Open data posterIn a post entitled Wanted For The ODI! which I published yesterday I described the Open Data Institute’s (ODI) Community Engagement Manager post. 

Tom Heath, the Head of Research at the ODI explained how he wanted potential applicants for the post to “demonstrate your ability to understand, reach and engage an audience” in order to support “collaborative projects [which] will bring together teams of researchers and companies from across Europe to explore the latest challenges in the field of open data and create technology platforms to help policy makers, developers and startup companies understand the open data landscape and build new applications/businesses“.

But what is open data and why the interest in open data?  There is a need, I feel, to be able to provide answers to these questions to those who may not be currently engaged in work involving use of open data.

A definition of the term ‘open data’ is available from Wikipedia: “Open data is the idea that certain data should be freely available to everyone to use and republish as they wish, without restrictions from copyright, patents or other mechanisms of control”. This is a useful definition as Wikipedia is a popular reference source for people looking to find definitions of new concepts – indeed there have been 32,739 views of this article in the last 90 days.

But although this definition states that “certain data should be freely available to everyone to use and republish as they wish” it does not explain why data should be freely available. In the area of open source software, Richard Stallman has argued that  software should be “free as in speech” rather “than free as in beer“. I don’t agree with this view; rather I feel that open source software can provide business benefits by enabling others to view, use and adapt software.

I take the same view for open data. In the case of data provided by, analysed by and commented on by researchers there can be benefits in making the data open so that other researchers can validate the data and verify the analyses made of the data.

But is this also the case for institutional data? And what barriers might institutions put in place which restricts the use of others to “use and republish [data] as they wish, without restrictions from copyright, patents or other mechanisms of control“. A significant barrier will be concerns that the provision of open data will result in the loss of revenue streams for the institution. Often such issues are raised within the context of commercial organisations which may make money from data, such as publishers who licence researcher’s data, usage data, etc. But it would be a mistake to regard such barriers as being imposed only by the commercial sector.  Back in December 2010 in a post entitled “Impact, Openness and Libraries” I described how:

SCONUL [the UK academic library organisation] has been collecting and publishing statistics from university libraries for over twelve years, with the aim of providing sound information on which policy decisions can be based.

I went on to point out that:

The SCONUL data is not publicly available. It seems that the SCONUL Annual Library Statistics is published yearly – and copies cost £80.

and added that:

Perhaps more importantly in today’s climes, the closed nature of the report and the underlying data (which is closed by its price, closed by being available only to member organisations and closed by being available in PDF format) is how perceptions of secrecy goes against  expectations that public sector organisation should be open and transparent.
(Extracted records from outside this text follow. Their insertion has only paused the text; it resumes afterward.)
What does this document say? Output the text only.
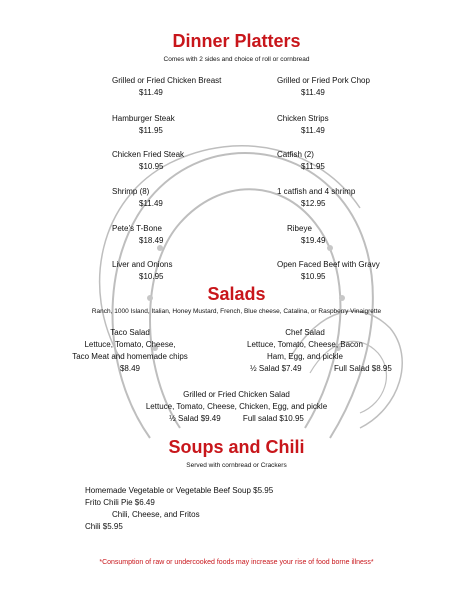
Dinner Platters
Comes with 2 sides and choice of roll or cornbread
Grilled or Fried Chicken Breast
$11.49
Hamburger Steak
$11.95
Chicken Fried Steak
$10.95
Shrimp (8)
$11.49
Pete’s T-Bone
$18.49
Liver and Onions
$10.95
Grilled or Fried Pork Chop
$11.49
Chicken Strips
$11.49
Catfish (2)
$11.95
1 catfish and 4 shrimp
$12.95
Ribeye
$19.49
Open Faced Beef with Gravy
$10.95
Salads
Ranch, 1000 Island, Italian, Honey Mustard, French, Blue cheese, Catalina, or Raspberry Vinaigrette
Taco Salad
Lettuce, Tomato, Cheese,
Taco Meat and homemade chips
$8.49
Chef Salad
Lettuce, Tomato, Cheese, Bacon
Ham, Egg, and pickle
½ Salad $7.49	Full Salad $8.95
Grilled or Fried Chicken Salad
Lettuce, Tomato, Cheese, Chicken, Egg, and pickle
½ Salad $9.49          Full salad $10.95
Soups and Chili
Served with cornbread or Crackers
Homemade Vegetable or Vegetable Beef Soup $5.95
Frito Chili Pie $6.49
Chili, Cheese, and Fritos
Chili $5.95
*Consumption of raw or undercooked foods may increase your rise of food borne illness*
One approach to obtaining access to such closed data is to submit a Freedom Of Information (FOI) request. Shortly after I published by blog post, following discussions at the ILI conference Tony Hirst submitted an FOI request:

Please could you supply me with a copy of the annual statistical report made to SCONUL from the University of Bath Library for the period 2008-9

which provided access to the SCONUL data for one institution although, being in PDF format it was not well-suited for further analysis.

This example illustrates, I feel, some of the difficulties which will need to be addressed in enhancing the availability of open data in the public sector. And whilst there are technical challenges (the formats used; the metadata which describes the data sources and the workflow processes for providing access to the data) ; resourcing issues (who pays for the additional work needed); skills issues (do organisations have the technical expertise and systems needed to provide open data) and business model issues (will there be sufficient interest by others in consuming open data to justify the costs) there is also the need to consider some of the underlying political considerations regarding the growth in interest in open content. In 2005 Bill Gates described free culture advocates as a “modern-day sort of communists”. But from today’s political and economic environment might not the pressures on public sector bodies to provide open data about their activities be regarded as a neo-conservative plot aimed at the privatisation of the public sector be providing opportunities for the commercial sector to exploit business intelligence? And are we seeing examples of this in the moves from open educational resources to MOOCS, in which learning analytics seems to be becoming a valuable digital commodity?

I’d welcome responses to these concerns!